Twitter Bots Influence on the Russo-Ukrainian War During the 2022 Italian General Elections

Francesco Luigi De Faveri, Luca Cosuti, Pier Paolo Tricomi, and Mauro Conti
Conference Paper In: Arief, B., Monreale, A., Sirivianos, M., Li, S. (eds) Security and Privacy in Social Networks and Big Data. SocialSec 2023. Lecture Notes in Computer Science, vol 14097. Springer, Singapore. (SocialSec 2023), pp. 38-57, 2023.

Abstract

In February 2022, Russia launched a full-scale invasion of Ukraine. This event had global repercussions, especially on the political decisions of European countries. As expected, the role of Italy in the conflict became a major campaign issue for the Italian General Election held on 25 September 2022. Politicians frequently use Twitter to communicate during political campaigns, but bots often interfere and attempt to manipulate elections. Hence, understanding whether bots influenced public opinion regarding the conflict and, therefore, the elections is essential. In this work, we investigate how Italian politics responded to the Russo-Ukrainian conflict on Twitter and whether bots manipulated public opinion before the 2022 general election.
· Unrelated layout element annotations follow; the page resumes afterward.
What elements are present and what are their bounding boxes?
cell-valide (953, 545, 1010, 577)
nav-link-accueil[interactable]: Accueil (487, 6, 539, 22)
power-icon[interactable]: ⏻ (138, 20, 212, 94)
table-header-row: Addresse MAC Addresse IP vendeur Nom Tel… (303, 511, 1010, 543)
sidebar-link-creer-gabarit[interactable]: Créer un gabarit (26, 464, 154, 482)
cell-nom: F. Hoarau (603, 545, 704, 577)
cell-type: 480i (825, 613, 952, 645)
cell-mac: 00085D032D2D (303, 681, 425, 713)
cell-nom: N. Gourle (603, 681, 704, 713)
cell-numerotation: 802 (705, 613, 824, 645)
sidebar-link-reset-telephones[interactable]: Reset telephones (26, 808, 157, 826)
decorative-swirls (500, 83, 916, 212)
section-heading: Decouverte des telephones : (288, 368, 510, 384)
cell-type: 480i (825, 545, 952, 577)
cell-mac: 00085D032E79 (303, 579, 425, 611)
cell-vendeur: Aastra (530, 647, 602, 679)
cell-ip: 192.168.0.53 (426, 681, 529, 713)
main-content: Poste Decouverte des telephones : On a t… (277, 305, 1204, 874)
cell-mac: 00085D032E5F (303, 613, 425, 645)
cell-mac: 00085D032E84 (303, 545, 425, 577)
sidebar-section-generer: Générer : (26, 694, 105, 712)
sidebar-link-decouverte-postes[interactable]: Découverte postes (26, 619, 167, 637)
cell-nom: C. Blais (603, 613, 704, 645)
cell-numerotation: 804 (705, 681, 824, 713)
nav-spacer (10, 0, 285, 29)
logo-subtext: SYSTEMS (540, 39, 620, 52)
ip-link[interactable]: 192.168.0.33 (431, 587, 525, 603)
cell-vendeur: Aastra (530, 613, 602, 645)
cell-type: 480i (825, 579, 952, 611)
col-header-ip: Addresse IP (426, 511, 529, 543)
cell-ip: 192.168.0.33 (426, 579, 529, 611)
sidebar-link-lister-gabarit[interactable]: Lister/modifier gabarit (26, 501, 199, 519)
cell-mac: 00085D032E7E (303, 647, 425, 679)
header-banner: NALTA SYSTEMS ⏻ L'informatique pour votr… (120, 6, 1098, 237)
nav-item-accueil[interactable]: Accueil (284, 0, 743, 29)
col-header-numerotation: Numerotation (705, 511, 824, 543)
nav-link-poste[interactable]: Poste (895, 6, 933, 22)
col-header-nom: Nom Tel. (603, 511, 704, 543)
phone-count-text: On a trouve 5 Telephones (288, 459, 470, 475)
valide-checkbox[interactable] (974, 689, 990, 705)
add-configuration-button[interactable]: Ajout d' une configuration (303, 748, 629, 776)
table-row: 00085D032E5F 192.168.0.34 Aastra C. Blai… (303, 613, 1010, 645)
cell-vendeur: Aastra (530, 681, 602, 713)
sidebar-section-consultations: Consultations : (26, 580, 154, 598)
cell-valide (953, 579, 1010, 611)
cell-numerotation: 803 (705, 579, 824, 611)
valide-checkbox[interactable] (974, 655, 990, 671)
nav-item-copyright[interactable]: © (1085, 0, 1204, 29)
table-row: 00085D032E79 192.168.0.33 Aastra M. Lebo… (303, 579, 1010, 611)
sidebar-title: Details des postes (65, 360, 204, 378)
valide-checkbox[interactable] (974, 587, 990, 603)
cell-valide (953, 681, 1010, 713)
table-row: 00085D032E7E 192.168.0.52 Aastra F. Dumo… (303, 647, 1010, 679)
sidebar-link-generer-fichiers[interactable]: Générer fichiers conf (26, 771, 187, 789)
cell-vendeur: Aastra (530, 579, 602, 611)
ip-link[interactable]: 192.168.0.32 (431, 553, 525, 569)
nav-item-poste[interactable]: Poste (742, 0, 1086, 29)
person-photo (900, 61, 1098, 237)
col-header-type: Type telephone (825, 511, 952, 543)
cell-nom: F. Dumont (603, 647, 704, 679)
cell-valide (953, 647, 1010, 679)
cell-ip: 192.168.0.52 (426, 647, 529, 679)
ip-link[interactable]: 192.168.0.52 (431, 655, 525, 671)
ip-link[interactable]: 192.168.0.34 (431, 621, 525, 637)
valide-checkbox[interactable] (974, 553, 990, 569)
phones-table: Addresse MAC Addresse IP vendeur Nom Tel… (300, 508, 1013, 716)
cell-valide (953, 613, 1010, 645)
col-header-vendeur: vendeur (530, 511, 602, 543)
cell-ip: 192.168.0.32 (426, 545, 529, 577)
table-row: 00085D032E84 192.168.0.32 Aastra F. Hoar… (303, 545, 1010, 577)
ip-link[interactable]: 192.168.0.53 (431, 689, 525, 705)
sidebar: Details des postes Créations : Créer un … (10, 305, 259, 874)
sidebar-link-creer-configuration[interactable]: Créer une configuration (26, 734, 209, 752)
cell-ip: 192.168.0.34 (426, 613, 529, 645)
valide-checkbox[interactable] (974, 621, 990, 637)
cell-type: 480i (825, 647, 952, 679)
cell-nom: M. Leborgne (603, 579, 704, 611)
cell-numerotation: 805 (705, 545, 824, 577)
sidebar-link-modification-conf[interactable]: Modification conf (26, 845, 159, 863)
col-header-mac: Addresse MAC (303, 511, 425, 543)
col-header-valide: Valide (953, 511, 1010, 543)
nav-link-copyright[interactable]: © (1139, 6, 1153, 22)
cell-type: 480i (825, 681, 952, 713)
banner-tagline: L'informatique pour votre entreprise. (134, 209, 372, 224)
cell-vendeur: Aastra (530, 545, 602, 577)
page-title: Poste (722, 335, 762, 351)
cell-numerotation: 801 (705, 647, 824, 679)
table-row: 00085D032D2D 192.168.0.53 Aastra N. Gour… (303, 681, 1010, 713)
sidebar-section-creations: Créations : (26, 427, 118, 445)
We first analyze 39,611 tweet of six major political Italian parties to understand how they discussed the war during the period February-December 2022. Then, we focus on the 360,823 comments under the last month’s posts before the elections, discovering around 12% of the commenters are bots. By examining their activities, it becomes clear they both distorted how war topics were treated and influenced real users during the last month before the elections.